How to deal with it: You might be surprised to hear it, but if you’re afraid of arguing, it could be that you need to work on your own self confidence, rather than putting all of your energy into fixing your relationship. “Unless you are content in yourself, it is very hard to be in a relationship,” Salmon explains, “Because you look to that relationship to do the work you should be doing yourself – to smooth out all of the lumps and bumps of life. The individual has to be responsible for their own emotional and physical wellbeing.” Salmon explains that if your partner is also unwilling to talk about your problems, it could be that he is feeling the same way.
Celeb ignorers: Could Sandra Bullock and Jesse James have salvaged their relationship if he had been open about his insecurities?

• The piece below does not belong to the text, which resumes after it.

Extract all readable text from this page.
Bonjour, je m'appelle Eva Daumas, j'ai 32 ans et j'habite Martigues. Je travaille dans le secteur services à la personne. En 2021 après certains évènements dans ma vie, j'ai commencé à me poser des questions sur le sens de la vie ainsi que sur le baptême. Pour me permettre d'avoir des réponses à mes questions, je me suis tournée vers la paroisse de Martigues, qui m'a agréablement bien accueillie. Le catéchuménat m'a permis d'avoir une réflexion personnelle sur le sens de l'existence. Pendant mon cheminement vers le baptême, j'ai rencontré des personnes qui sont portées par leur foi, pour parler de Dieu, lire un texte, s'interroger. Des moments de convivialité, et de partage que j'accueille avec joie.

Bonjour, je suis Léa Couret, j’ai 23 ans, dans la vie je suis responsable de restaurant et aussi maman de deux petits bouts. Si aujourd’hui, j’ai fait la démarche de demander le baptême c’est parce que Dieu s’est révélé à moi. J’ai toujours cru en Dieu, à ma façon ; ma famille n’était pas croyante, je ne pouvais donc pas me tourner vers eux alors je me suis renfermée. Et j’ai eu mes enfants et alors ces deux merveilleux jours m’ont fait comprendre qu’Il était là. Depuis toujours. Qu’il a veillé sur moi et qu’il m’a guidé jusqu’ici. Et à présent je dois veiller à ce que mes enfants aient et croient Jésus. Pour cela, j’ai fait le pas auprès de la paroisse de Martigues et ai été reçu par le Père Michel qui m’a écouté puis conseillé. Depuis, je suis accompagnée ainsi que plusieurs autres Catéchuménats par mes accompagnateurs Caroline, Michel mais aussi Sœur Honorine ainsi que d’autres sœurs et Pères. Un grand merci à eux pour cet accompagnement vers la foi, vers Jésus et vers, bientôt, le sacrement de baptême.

The dos and don’ts of arguing with your other half
DO stick to the issue at hand, rather than bringing up old arguments
DO think about the effect your behaviour is having on your partner
DO make time to talk about any issues you have
DO acknowledge when there is a problem in your relationship – ignoring things won’t help
DON’T let your relationship be the only thing in your life that gives you confidence – you need to feel happy and secure for yourself
DON’T try to score points or focus on ‘winning’. Your relationship is more important than short-term victory
DON’T involve other people in your rows. What your mother, best friend or sister think of your disagreement is largely irrelevant
DON’T stay in any relationship where arguments become abusive (either emotionally or physically).